Because those tiny tasks pile up in your brain and
drain your focus on the stuff that actually matters.

[TEXT ON SCREEN: "Small tasks pile up → big mental drain"]

---

## CTA (0:22-0:30 ~8s)

[CUT TO: tight shot, speaker points at camera]

**"Try it for one day. You'll feel the difference by noon."**

[TEXT ON SCREEN: "FOLLOW for daily productivity tips"]

Follow for more.

[SFX: upbeat stinger to end]

Shot list: 2 camera positions (tight, medium) + 3 B-roll clips (email, filing, invoice at 1.5-2s each). Estimated filming time: 10-15 minutes.


Anti-Patterns

NEVER do these when writing video scripts:

  • Essay-style writing — scripts are spoken language. Short sentences. Contractions. Fragments are fine. If it sounds stiff read aloud, rewrite it.
  • Skipping the hook — "Let me introduce myself" is not a hook. The first 3 seconds must give the viewer a reason to stay.
  • Forgetting visual cues — a script with no [B-ROLL], [TEXT ON SCREEN], or [CUT TO] tags is just an essay. If there are no visual changes for 15+ seconds, the viewer is gone.
  • Walls of dialogue — no segment should run longer than 90 seconds without a visual change. Break it up.
  • Vague B-roll descriptions — "[B-ROLL: something relevant]" is useless. Be specific: "[B-ROLL: screen recording of Notion kanban board with 3 tasks in the Today column]."
  • Multiple CTAs — one video, one CTA. Do not ask them to subscribe AND follow AND buy AND join.
  • No timing estimates — a script without timing is a guess. Always include per-segment timing.
  • Writing for readers, not speakers — use "you'll" not "you will," "can't" not "cannot." Read it out loud. If you stumble, simplify.

Recovery

  • Vague topic ("make a video about marketing"): Ask "What one thing about marketing should the viewer know after watching?" Narrow until you have a concrete angle.
  • No clear CTA: Default to "subscribe and comment." Note they can change it later.
  • Script runs too long: Cut the weakest segment first. Reduce examples from 2 to 1 per segment. Never speed up pacing — trim content instead.
  • Script runs too short: Add depth to existing segments (specific examples, a brief story, a "common mistake" callout). Never add filler segments.
  • Unknown format: Ask for target length, platform, and audience. Build using the same Phase 1-4 workflow.
  • If 3 revision attempts fail: Stop and reassess. Ask the user to record a 2-minute voice memo explaining what they want. Use that as source material for tone, pacing, and vocabulary. Restart from Phase 2.

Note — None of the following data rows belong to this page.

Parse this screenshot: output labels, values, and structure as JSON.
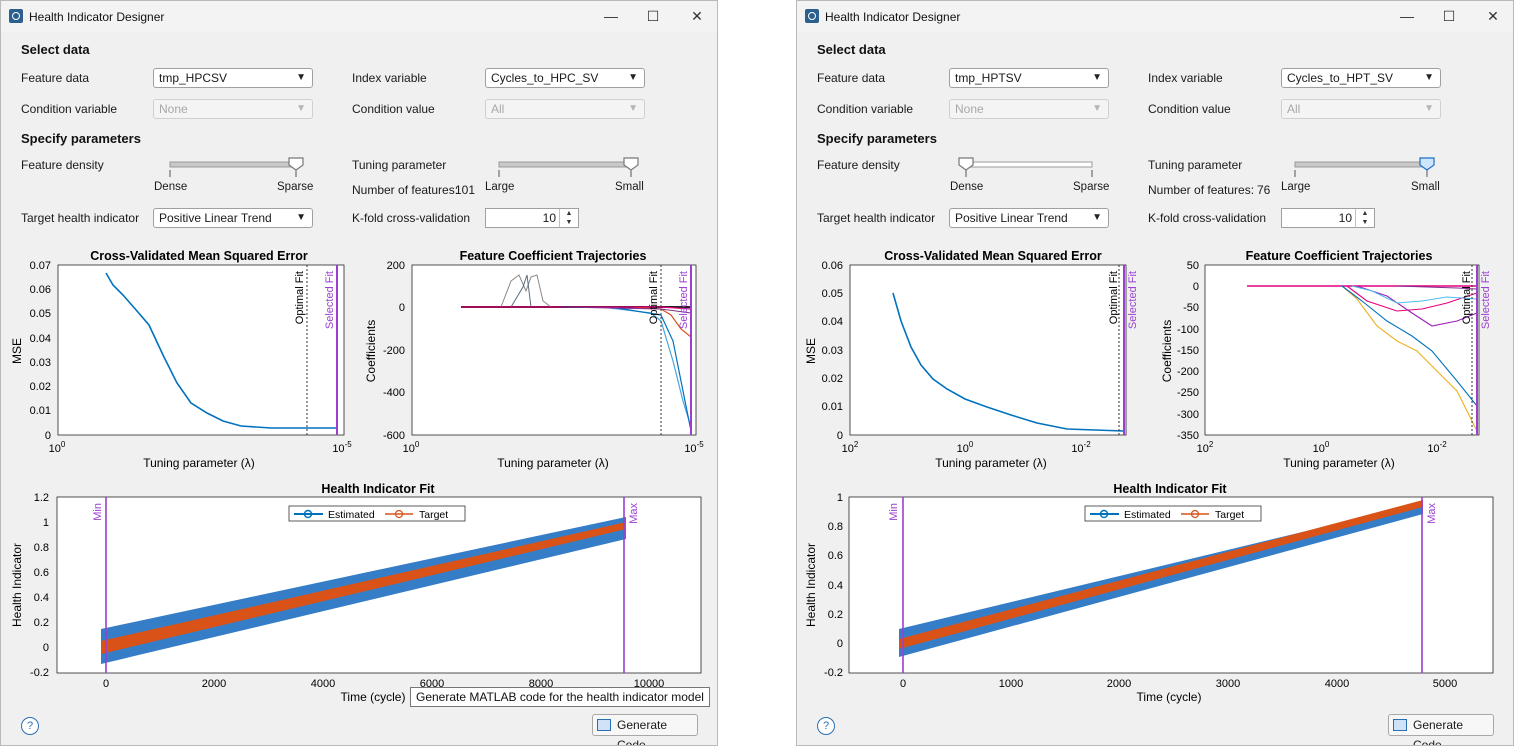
{
  "windows": [
    {
      "title": "Health Indicator Designer",
      "select_heading": "Select data",
      "feature_data_label": "Feature data",
      "feature_data_value": "tmp_HPCSV",
      "index_variable_label": "Index variable",
      "index_variable_value": "Cycles_to_HPC_SV",
      "condition_variable_label": "Condition variable",
      "condition_variable_value": "None",
      "condition_value_label": "Condition value",
      "condition_value_value": "All",
      "specify_heading": "Specify parameters",
      "feature_density_label": "Feature density",
      "density_left": "Dense",
      "density_right": "Sparse",
      "density_level": 1.0,
      "tuning_label": "Tuning parameter",
      "tuning_left": "Large",
      "tuning_right": "Small",
      "tuning_level": 1.0,
      "num_features_label": "Number of features:",
      "num_features_value": "101",
      "target_label": "Target health indicator",
      "target_value": "Positive Linear Trend",
      "kfold_label": "K-fold cross-validation",
      "kfold_value": "10",
      "help_label": "?",
      "generate_label": "Generate Code",
      "tooltip": "Generate MATLAB code for the health indicator model",
      "mse_chart": {
        "title": "Cross-Validated Mean Squared Error",
        "xlabel": "Tuning  parameter  (λ)",
        "ylabel": "MSE",
        "yticks": [
          "0.07",
          "0.06",
          "0.05",
          "0.04",
          "0.03",
          "0.02",
          "0.01",
          "0"
        ],
        "xtick_left": "10^0",
        "xtick_right": "10^-5",
        "optimal_label": "Optimal Fit",
        "selected_label": "Selected Fit"
      },
      "coef_chart": {
        "title": "Feature Coefficient Trajectories",
        "xlabel": "Tuning  parameter  (λ)",
        "ylabel": "Coefficients",
        "yticks": [
          "200",
          "0",
          "-200",
          "-400",
          "-600"
        ],
        "xtick_left": "10^0",
        "xtick_right": "10^-5",
        "optimal_label": "Optimal Fit",
        "selected_label": "Selected Fit"
      },
      "fit_chart": {
        "title": "Health Indicator Fit",
        "xlabel": "Time (cycle)",
        "ylabel": "Health Indicator",
        "yticks": [
          "1.2",
          "1",
          "0.8",
          "0.6",
          "0.4",
          "0.2",
          "0",
          "-0.2"
        ],
        "xticks": [
          "0",
          "2000",
          "4000",
          "6000",
          "8000",
          "10000"
        ],
        "legend_estimated": "Estimated",
        "legend_target": "Target",
        "min_label": "Min",
        "max_label": "Max"
      }
    },
    {
      "title": "Health Indicator Designer",
      "select_heading": "Select data",
      "feature_data_label": "Feature data",
      "feature_data_value": "tmp_HPTSV",
      "index_variable_label": "Index variable",
      "index_variable_value": "Cycles_to_HPT_SV",
      "condition_variable_label": "Condition variable",
      "condition_variable_value": "None",
      "condition_value_label": "Condition value",
      "condition_value_value": "All",
      "specify_heading": "Specify parameters",
      "feature_density_label": "Feature density",
      "density_left": "Dense",
      "density_right": "Sparse",
      "density_level": 0.0,
      "tuning_label": "Tuning parameter",
      "tuning_left": "Large",
      "tuning_right": "Small",
      "tuning_level": 1.0,
      "num_features_label": "Number of features:",
      "num_features_value": "76",
      "target_label": "Target health indicator",
      "target_value": "Positive Linear Trend",
      "kfold_label": "K-fold cross-validation",
      "kfold_value": "10",
      "help_label": "?",
      "generate_label": "Generate Code",
      "mse_chart": {
        "title": "Cross-Validated Mean Squared Error",
        "xlabel": "Tuning  parameter  (λ)",
        "ylabel": "MSE",
        "yticks": [
          "0.06",
          "0.05",
          "0.04",
          "0.03",
          "0.02",
          "0.01",
          "0"
        ],
        "xtick_left": "10^2",
        "xtick_mid": "10^0",
        "xtick_right": "10^-2",
        "optimal_label": "Optimal Fit",
        "selected_label": "Selected Fit"
      },
      "coef_chart": {
        "title": "Feature Coefficient Trajectories",
        "xlabel": "Tuning  parameter  (λ)",
        "ylabel": "Coefficients",
        "yticks": [
          "50",
          "0",
          "-50",
          "-100",
          "-150",
          "-200",
          "-250",
          "-300",
          "-350"
        ],
        "xtick_left": "10^2",
        "xtick_mid": "10^0",
        "xtick_right": "10^-2",
        "optimal_label": "Optimal Fit",
        "selected_label": "Selected Fit"
      },
      "fit_chart": {
        "title": "Health Indicator Fit",
        "xlabel": "Time (cycle)",
        "ylabel": "Health Indicator",
        "yticks": [
          "1",
          "0.8",
          "0.6",
          "0.4",
          "0.2",
          "0",
          "-0.2"
        ],
        "xticks": [
          "0",
          "1000",
          "2000",
          "3000",
          "4000",
          "5000"
        ],
        "legend_estimated": "Estimated",
        "legend_target": "Target",
        "min_label": "Min",
        "max_label": "Max"
      }
    }
  ],
  "colors": {
    "estimated": "#0072bd",
    "target": "#d95319",
    "marker_line": "#9b3fd1"
  },
  "chart_data": [
    {
      "type": "line",
      "title": "Cross-Validated Mean Squared Error",
      "xlabel": "Tuning parameter (λ)",
      "ylabel": "MSE",
      "x_scale": "log-reversed",
      "ylim": [
        0,
        0.07
      ],
      "series": [
        {
          "values_lambda": [
            0.1,
            0.05,
            0.02,
            0.01,
            0.005,
            0.002,
            0.001,
            0.0005,
            0.0001,
            1e-05
          ],
          "values": [
            0.066,
            0.058,
            0.046,
            0.03,
            0.018,
            0.009,
            0.005,
            0.0035,
            0.003,
            0.003
          ]
        }
      ]
    },
    {
      "type": "line",
      "title": "Feature Coefficient Trajectories",
      "xlabel": "Tuning parameter (λ)",
      "ylabel": "Coefficients",
      "ylim": [
        -600,
        200
      ]
    },
    {
      "type": "scatter",
      "title": "Health Indicator Fit",
      "xlabel": "Time (cycle)",
      "ylabel": "Health Indicator",
      "xlim": [
        -500,
        11000
      ],
      "ylim": [
        -0.2,
        1.2
      ],
      "series": [
        {
          "name": "Estimated",
          "x": [
            0,
            2000,
            4000,
            6000,
            8000,
            9500
          ],
          "values": [
            0.03,
            0.22,
            0.43,
            0.63,
            0.84,
            0.95
          ]
        },
        {
          "name": "Target",
          "x": [
            0,
            9500
          ],
          "values": [
            0,
            1
          ]
        }
      ]
    },
    {
      "type": "line",
      "title": "Cross-Validated Mean Squared Error",
      "xlabel": "Tuning parameter (λ)",
      "ylabel": "MSE",
      "x_scale": "log-reversed",
      "ylim": [
        0,
        0.06
      ],
      "series": [
        {
          "values_lambda": [
            4,
            2,
            1,
            0.5,
            0.2,
            0.1,
            0.05,
            0.02,
            0.01,
            0.005
          ],
          "values": [
            0.05,
            0.028,
            0.016,
            0.011,
            0.008,
            0.005,
            0.003,
            0.0015,
            0.001,
            0.0008
          ]
        }
      ]
    },
    {
      "type": "line",
      "title": "Feature Coefficient Trajectories",
      "xlabel": "Tuning parameter (λ)",
      "ylabel": "Coefficients",
      "ylim": [
        -350,
        50
      ]
    },
    {
      "type": "scatter",
      "title": "Health Indicator Fit",
      "xlabel": "Time (cycle)",
      "ylabel": "Health Indicator",
      "xlim": [
        -500,
        5500
      ],
      "ylim": [
        -0.2,
        1.0
      ],
      "series": [
        {
          "name": "Estimated",
          "x": [
            0,
            1000,
            2000,
            3000,
            4000,
            4800
          ],
          "values": [
            0.02,
            0.2,
            0.41,
            0.62,
            0.83,
            0.96
          ]
        },
        {
          "name": "Target",
          "x": [
            0,
            4800
          ],
          "values": [
            0,
            1
          ]
        }
      ]
    }
  ]
}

Quick Reference: Script Math

Format Words Segments Visual Changes Hook Window
YouTube 8-15 min 1,040-2,400 4-6 + intro/outro Every 5-8 sec 3 seconds
Short-form 30-60 sec 65-160 1-3 + hook/CTA Every 2-3 sec 1-2 seconds
Tutorial 5-10 min 650-1,600 3-5 steps + recap Every 5-8 sec 5 seconds
Talking head 3-5 min 390-800 2-3 + CTA Every 10-15 sec 3 seconds

Speaking pace: 130-160 words per minute for natural, conversational delivery.